A Síria, importante baluarte de apoio ao povo palestino, está neste momento, balcanizada. Nada indica que o HTS tenha capacidade, vontade ou compromisso com o Estado sírio, com sua integridade territorial e soberania, o que abre espaço para que os abutres do sionismo e da Otan dividam cada centímetro dos despojos.
Queda da Síria
A queda da Síria representa outro duro golpe no eixo da resistência que, no entanto, continua e continuará lutando, pois a resistência está enraizada profundamente na mente e nos corações dos milhões de árabes e mulçumanos. Na quarta-feira, o site Walla, citando fontes do comando Sul do exército israelense, revela que nos últimos meses 4 mil novos combatentes ingressaram nas Brigadas Ezzedin Al-Qassam (braço militar do Hamas), fenômeno que parece estar se repetindo com outras forças que enfrentam a ocupação sionista.

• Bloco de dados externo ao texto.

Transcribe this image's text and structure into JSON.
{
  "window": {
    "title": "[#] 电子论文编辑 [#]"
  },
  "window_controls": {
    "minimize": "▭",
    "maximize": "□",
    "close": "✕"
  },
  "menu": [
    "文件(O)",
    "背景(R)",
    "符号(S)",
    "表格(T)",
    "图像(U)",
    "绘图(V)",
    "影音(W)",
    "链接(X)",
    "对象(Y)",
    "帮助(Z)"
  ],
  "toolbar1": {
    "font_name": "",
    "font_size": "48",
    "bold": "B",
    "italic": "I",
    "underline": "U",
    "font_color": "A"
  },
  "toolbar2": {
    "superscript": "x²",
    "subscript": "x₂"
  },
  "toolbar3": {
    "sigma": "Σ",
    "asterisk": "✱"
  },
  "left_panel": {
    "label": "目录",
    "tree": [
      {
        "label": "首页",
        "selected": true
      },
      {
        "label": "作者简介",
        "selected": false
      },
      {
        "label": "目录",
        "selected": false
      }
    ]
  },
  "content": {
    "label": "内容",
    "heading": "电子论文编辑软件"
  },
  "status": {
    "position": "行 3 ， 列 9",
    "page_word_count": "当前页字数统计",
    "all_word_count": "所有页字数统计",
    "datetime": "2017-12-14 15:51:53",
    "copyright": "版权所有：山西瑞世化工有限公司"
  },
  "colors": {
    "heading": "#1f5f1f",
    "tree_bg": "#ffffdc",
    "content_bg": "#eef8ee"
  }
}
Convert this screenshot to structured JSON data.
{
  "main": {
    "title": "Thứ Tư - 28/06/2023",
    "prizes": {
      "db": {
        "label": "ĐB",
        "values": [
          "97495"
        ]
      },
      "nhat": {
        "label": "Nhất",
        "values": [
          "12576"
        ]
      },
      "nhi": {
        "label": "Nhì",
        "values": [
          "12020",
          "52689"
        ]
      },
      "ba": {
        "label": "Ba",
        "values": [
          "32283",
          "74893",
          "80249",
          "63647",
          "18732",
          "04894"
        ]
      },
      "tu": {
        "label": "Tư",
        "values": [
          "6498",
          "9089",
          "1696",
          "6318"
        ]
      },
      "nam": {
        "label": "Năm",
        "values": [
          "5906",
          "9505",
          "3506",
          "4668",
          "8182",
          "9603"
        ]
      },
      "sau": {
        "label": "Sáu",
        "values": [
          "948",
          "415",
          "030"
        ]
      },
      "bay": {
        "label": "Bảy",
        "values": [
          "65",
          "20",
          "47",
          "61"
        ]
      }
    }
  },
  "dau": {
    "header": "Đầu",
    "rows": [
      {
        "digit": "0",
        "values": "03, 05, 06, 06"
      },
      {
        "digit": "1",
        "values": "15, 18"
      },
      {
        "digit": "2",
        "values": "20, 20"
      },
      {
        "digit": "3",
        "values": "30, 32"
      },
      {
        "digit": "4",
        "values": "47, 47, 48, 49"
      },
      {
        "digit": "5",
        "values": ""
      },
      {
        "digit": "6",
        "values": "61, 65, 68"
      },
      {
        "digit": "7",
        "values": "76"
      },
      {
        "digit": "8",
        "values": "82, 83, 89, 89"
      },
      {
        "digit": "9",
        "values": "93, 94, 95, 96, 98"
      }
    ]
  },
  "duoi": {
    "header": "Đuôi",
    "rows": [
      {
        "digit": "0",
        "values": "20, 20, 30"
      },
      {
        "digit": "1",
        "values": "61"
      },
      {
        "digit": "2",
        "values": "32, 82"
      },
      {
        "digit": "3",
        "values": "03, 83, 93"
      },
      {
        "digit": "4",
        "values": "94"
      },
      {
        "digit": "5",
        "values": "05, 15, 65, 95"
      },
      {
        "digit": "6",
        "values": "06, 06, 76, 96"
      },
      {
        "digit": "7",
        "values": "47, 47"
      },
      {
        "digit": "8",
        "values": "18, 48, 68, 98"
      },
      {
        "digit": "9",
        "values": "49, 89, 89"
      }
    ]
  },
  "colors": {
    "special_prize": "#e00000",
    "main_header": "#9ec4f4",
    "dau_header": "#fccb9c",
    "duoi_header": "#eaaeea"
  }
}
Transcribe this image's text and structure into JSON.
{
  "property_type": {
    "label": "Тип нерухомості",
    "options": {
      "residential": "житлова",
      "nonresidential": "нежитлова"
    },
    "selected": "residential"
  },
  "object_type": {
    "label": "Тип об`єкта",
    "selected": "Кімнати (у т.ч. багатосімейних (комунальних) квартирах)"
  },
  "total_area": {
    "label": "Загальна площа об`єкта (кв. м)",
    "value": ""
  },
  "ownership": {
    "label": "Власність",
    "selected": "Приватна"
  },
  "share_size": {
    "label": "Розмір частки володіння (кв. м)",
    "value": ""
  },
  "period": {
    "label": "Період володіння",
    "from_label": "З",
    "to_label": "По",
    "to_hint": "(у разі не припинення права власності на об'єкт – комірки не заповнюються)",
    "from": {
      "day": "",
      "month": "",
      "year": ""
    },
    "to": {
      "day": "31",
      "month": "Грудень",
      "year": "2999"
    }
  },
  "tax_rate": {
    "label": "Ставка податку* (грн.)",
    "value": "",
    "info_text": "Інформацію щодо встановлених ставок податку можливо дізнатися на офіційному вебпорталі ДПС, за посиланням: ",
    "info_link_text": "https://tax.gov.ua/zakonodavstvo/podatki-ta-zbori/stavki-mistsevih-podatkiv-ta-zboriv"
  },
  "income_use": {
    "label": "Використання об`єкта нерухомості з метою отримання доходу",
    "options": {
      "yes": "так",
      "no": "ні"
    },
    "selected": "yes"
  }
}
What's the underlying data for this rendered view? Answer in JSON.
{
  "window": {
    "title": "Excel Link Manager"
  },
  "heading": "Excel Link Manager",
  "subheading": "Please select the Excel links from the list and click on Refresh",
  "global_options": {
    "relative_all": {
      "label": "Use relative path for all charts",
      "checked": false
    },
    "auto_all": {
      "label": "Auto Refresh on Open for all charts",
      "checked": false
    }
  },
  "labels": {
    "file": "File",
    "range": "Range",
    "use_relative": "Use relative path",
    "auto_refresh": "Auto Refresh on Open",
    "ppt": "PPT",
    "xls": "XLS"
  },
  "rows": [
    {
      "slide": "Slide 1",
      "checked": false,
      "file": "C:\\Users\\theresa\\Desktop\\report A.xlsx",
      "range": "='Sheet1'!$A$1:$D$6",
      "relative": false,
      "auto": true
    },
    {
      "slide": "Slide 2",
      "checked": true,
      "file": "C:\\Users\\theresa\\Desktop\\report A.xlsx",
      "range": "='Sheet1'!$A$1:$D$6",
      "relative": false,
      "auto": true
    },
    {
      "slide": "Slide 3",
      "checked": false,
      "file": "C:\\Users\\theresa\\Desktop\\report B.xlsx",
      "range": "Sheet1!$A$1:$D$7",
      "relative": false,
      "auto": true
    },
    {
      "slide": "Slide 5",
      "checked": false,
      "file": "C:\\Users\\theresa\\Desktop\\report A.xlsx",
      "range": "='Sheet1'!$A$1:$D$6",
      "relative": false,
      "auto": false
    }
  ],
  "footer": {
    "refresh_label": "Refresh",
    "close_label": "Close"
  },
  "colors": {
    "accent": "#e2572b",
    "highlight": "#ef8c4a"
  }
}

Não obstante a queda de Bashar Al-Assad, o imperialismo e o sionismo seguirão não tendo vida fácil no Oriente Médio e a tentativa de eternizar a opressão se depara com contradições insolúveis e está fadada ao fracasso, não importa quão impactante e hipócrita seja a narrativa de uma mídia corrompida e serviçal.
Wevergton Brito, é jornalista, vice-presidente nacional do Cebrapaz (Centro Brasileiro de Solidariedade ao Povos e Luta pela Paz).